Her knees buckled slightly, and she winced as her belly pressed against the cold wall. But she lifted her head again — her eyes still wild, still full of something raw. Not courage, exactly.

Just survival.

“Then tell him,” she whispered, trembling, “he’ll have to kill me this time.”

And in that moment, she didn’t look like a runaway.

She looked like a woman who had lost everything but the will to fight for one thing that mattered:

Her child.

She kept struggling, even as her limbs weakened.

Every part of her ached, her breath coming in short, frantic gasps, but she didn’t stop. Her free hand clawed at his jacket, her body twisting away, heart pounding beneath the swell of her belly. She didn’t have strength left — not really. But fear and motherhood made her fight like she did.

The man’s patience finally snapped.

“Enough!” he growled, and with one sudden, savage motion, he raised his hand and struck her across the face.

The sound cracked through the room like a gunshot.

Her head jerked to the side, pain blooming behind her eyes. The world tilted, spun, and then — black.
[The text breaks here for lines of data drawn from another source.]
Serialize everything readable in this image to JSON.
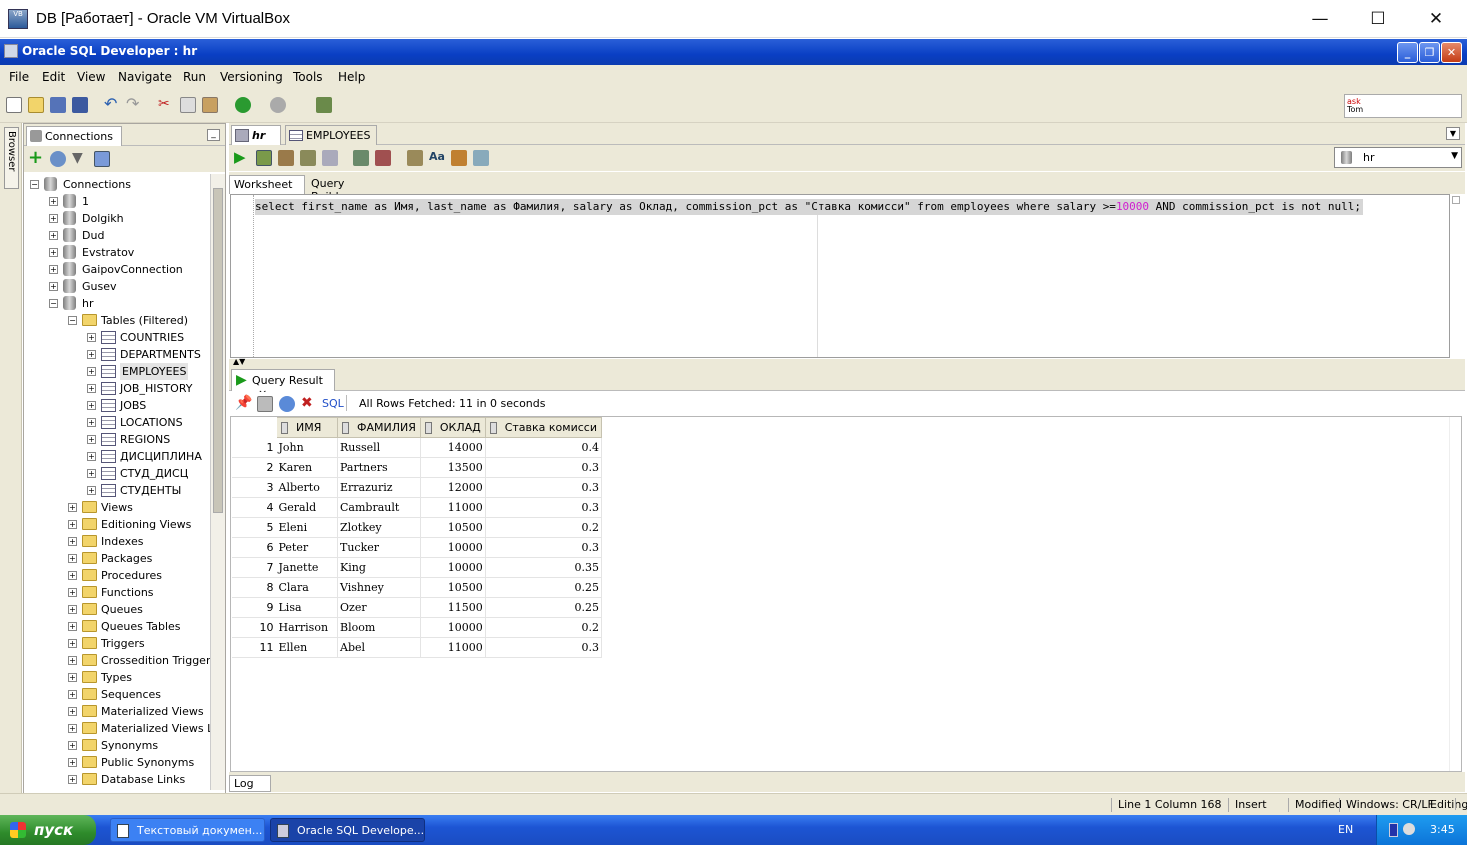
{
  "vbox": {
    "title": "DB [Работает] - Oracle VM VirtualBox",
    "minimize": "—",
    "maximize": "☐",
    "close": "✕"
  },
  "app": {
    "title": "Oracle SQL Developer : hr"
  },
  "menu": [
    "File",
    "Edit",
    "View",
    "Navigate",
    "Run",
    "Versioning",
    "Tools",
    "Help"
  ],
  "ask_box": {
    "line1": "ask",
    "line2": "Tom"
  },
  "browser_tab": "Browser",
  "connections": {
    "tab_label": "Connections",
    "root": "Connections",
    "items": [
      "1",
      "Dolgikh",
      "Dud",
      "Evstratov",
      "GaipovConnection",
      "Gusev",
      "hr"
    ],
    "tables_folder": "Tables (Filtered)",
    "tables": [
      "COUNTRIES",
      "DEPARTMENTS",
      "EMPLOYEES",
      "JOB_HISTORY",
      "JOBS",
      "LOCATIONS",
      "REGIONS",
      "ДИСЦИПЛИНА",
      "СТУД_ДИСЦ",
      "СТУДЕНТЫ"
    ],
    "folders": [
      "Views",
      "Editioning Views",
      "Indexes",
      "Packages",
      "Procedures",
      "Functions",
      "Queues",
      "Queues Tables",
      "Triggers",
      "Crossedition Triggers",
      "Types",
      "Sequences",
      "Materialized Views",
      "Materialized Views Logs",
      "Synonyms",
      "Public Synonyms",
      "Database Links"
    ]
  },
  "editor": {
    "tabs": [
      "hr",
      "EMPLOYEES"
    ],
    "connection": "hr",
    "subtabs": [
      "Worksheet",
      "Query Builder"
    ],
    "sql_a": "select first_name as Имя, last_name as Фамилия, salary as Оклад, commission_pct as \"Ставка комисси\" from employees where salary >=",
    "sql_num": "10000",
    "sql_b": " AND commission_pct is not null;"
  },
  "result": {
    "tab_label": "Query Result",
    "sql_link": "SQL",
    "status": "All Rows Fetched: 11 in 0 seconds",
    "columns": [
      "ИМЯ",
      "ФАМИЛИЯ",
      "ОКЛАД",
      "Ставка комисси"
    ],
    "rows": [
      [
        "1",
        "John",
        "Russell",
        "14000",
        "0.4"
      ],
      [
        "2",
        "Karen",
        "Partners",
        "13500",
        "0.3"
      ],
      [
        "3",
        "Alberto",
        "Errazuriz",
        "12000",
        "0.3"
      ],
      [
        "4",
        "Gerald",
        "Cambrault",
        "11000",
        "0.3"
      ],
      [
        "5",
        "Eleni",
        "Zlotkey",
        "10500",
        "0.2"
      ],
      [
        "6",
        "Peter",
        "Tucker",
        "10000",
        "0.3"
      ],
      [
        "7",
        "Janette",
        "King",
        "10000",
        "0.35"
      ],
      [
        "8",
        "Clara",
        "Vishney",
        "10500",
        "0.25"
      ],
      [
        "9",
        "Lisa",
        "Ozer",
        "11500",
        "0.25"
      ],
      [
        "10",
        "Harrison",
        "Bloom",
        "10000",
        "0.2"
      ],
      [
        "11",
        "Ellen",
        "Abel",
        "11000",
        "0.3"
      ]
    ]
  },
  "log_tab": "Log",
  "statusbar": {
    "position": "Line 1 Column 168",
    "mode": "Insert",
    "modified": "Modified",
    "eol": "Windows: CR/LF",
    "edit": "Editing"
  },
  "taskbar": {
    "start": "пуск",
    "tasks": [
      "Текстовый докумен...",
      "Oracle SQL Develope..."
    ],
    "lang": "EN",
    "clock": "3:45"
  },
  "colors": {
    "title_blue": "#0a3fc4",
    "taskbar": "#1d55d4",
    "start_green": "#2e8b2b",
    "sql_number": "#d020d0"
  }
}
She crumpled to the floor like a broken doll, her hands still twitching toward her stomach even in unconsciousness.

He stood over her, panting, wiping the sweat from his brow with the back of his hand. His eyes lingered on her for a moment — no guilt, no hesitation. Just a cold annoyance. The job was done.

He crouched down, checked her breathing — shallow, but steady. Then he looked at her belly. His lip curled in disgust.

“Stupid girl,” he muttered.

He dragged her limp body toward the mattress, dumped her there without care, and locked the door behind him with a sharp click of steel. One lock. Two.

Then he was gone.

His boots echoed down the hallway as he pulled out his phone.

“She’s here,” he said into the receiver.

“She’s alive. And carrying.”

There was a long pause. Then a voice on the other end — calm. Calculating.

“Don’t let anyone near her. I’m coming myself.”